Judith Hackitt’s ‘Risk Assessment’ – Cautionary tale

I’m sure it is with great relief we’ve watched and listened to the news recently telling us that Britain’s economy seems well on the road to recovery. It’s especially heartening for those out of work and seeking employment. However, we need to ensure this good news story does not get tainted by events which are within our control.

When we entered the most recent recession in late 2008 many people expressed concern that workplace injury and fatality rates would go up, largely as a result of companies cutting corners to save costs as times became harder. But those fears did not materialise. Injury and fatality rates have actually continued to improve in spite of recession.
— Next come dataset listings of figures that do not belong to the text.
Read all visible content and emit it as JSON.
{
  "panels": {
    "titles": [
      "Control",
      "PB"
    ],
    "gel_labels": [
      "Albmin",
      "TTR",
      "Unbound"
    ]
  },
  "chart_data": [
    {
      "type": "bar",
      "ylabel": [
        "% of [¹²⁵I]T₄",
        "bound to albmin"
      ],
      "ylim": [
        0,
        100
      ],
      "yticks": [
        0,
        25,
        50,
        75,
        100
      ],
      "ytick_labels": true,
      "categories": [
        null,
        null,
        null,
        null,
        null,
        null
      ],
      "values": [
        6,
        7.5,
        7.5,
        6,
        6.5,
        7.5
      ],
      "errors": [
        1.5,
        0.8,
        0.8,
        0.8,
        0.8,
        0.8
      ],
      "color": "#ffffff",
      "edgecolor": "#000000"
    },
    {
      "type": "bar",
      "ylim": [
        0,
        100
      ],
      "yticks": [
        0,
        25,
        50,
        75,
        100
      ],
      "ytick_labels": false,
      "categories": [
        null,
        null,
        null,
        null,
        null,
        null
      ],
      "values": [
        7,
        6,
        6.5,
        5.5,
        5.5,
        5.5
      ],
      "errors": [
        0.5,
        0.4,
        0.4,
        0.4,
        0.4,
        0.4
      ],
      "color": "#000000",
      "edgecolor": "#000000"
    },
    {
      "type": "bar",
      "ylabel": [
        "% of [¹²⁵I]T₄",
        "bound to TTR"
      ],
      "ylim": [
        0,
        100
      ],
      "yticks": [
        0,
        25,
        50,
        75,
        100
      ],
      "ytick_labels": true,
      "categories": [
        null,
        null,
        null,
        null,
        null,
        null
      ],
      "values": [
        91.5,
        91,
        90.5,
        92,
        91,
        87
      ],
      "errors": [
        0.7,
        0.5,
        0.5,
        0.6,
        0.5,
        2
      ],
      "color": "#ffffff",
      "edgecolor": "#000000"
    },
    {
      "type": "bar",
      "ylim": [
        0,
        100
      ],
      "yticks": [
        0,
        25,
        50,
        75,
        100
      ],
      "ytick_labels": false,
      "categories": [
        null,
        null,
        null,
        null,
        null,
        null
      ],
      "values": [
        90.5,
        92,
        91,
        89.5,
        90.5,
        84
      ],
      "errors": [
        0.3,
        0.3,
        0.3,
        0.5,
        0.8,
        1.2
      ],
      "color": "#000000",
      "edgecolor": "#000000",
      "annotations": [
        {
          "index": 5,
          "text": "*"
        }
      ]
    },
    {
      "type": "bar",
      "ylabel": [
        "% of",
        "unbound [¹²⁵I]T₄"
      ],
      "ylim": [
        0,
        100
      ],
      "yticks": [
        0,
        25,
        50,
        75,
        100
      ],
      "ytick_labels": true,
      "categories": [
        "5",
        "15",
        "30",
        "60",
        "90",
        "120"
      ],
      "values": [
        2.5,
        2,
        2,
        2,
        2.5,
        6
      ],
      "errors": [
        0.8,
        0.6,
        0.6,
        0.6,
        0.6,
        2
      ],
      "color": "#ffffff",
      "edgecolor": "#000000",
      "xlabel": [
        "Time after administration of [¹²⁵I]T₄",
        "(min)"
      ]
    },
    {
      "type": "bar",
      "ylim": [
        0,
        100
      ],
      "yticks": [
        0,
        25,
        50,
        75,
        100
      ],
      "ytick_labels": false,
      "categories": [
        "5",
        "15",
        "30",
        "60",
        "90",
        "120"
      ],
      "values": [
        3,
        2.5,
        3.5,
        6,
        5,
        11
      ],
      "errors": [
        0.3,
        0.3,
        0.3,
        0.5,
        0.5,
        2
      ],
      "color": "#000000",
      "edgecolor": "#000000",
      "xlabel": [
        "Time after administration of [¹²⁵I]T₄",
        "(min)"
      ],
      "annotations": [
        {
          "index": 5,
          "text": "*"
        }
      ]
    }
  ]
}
The statistics clearly show the same thing has happened in previous economic recessions. But those same statistics tell a cautionary tale which we need to heed as we emerge from the economic gloom. Previous recoveries following a downturn have seen an increase in injury and fatality rates.

Could there be an explanation for why this happens? Well, there is and here it is. Take a look at this graph here:

It clearly shows that young and inexperienced recruits who are new to a workplace are THREE TIMES more likely to be killed or injured than their experienced workmates who have been there for a year or more.

So, during a recession when there is very little recruitment safety performance improves, but the recruitment that accompanies recovery has, in the past led to increased injuries as people return to the workplace and the new recruits are the workers most at risk.

We have to ask ourselves, is it inevitable that this pattern will repeat itself? I don’t believe it is, because if we recognise the potential problem we can do some simple things to stop it happening again.

New recruits must be properly trained – no matter how urgent the job in hand productivity and morale will suffer if your newest recruit is seriously hurt in his or her first few weeks in the job. Asking other more experienced people to look out for the new ones is easy to do and can make a big difference. A number of industry sectors use a simple system of getting new recruits to wear a different colour safety helmet or overall for the first few weeks/months so their work colleagues know they may need extra help/advice to stay safe.

I would like us all to commit to making this economic recovery different, by making it one where safety performance continues to improve. Recognising the problem is half the battle – now let’s fix it.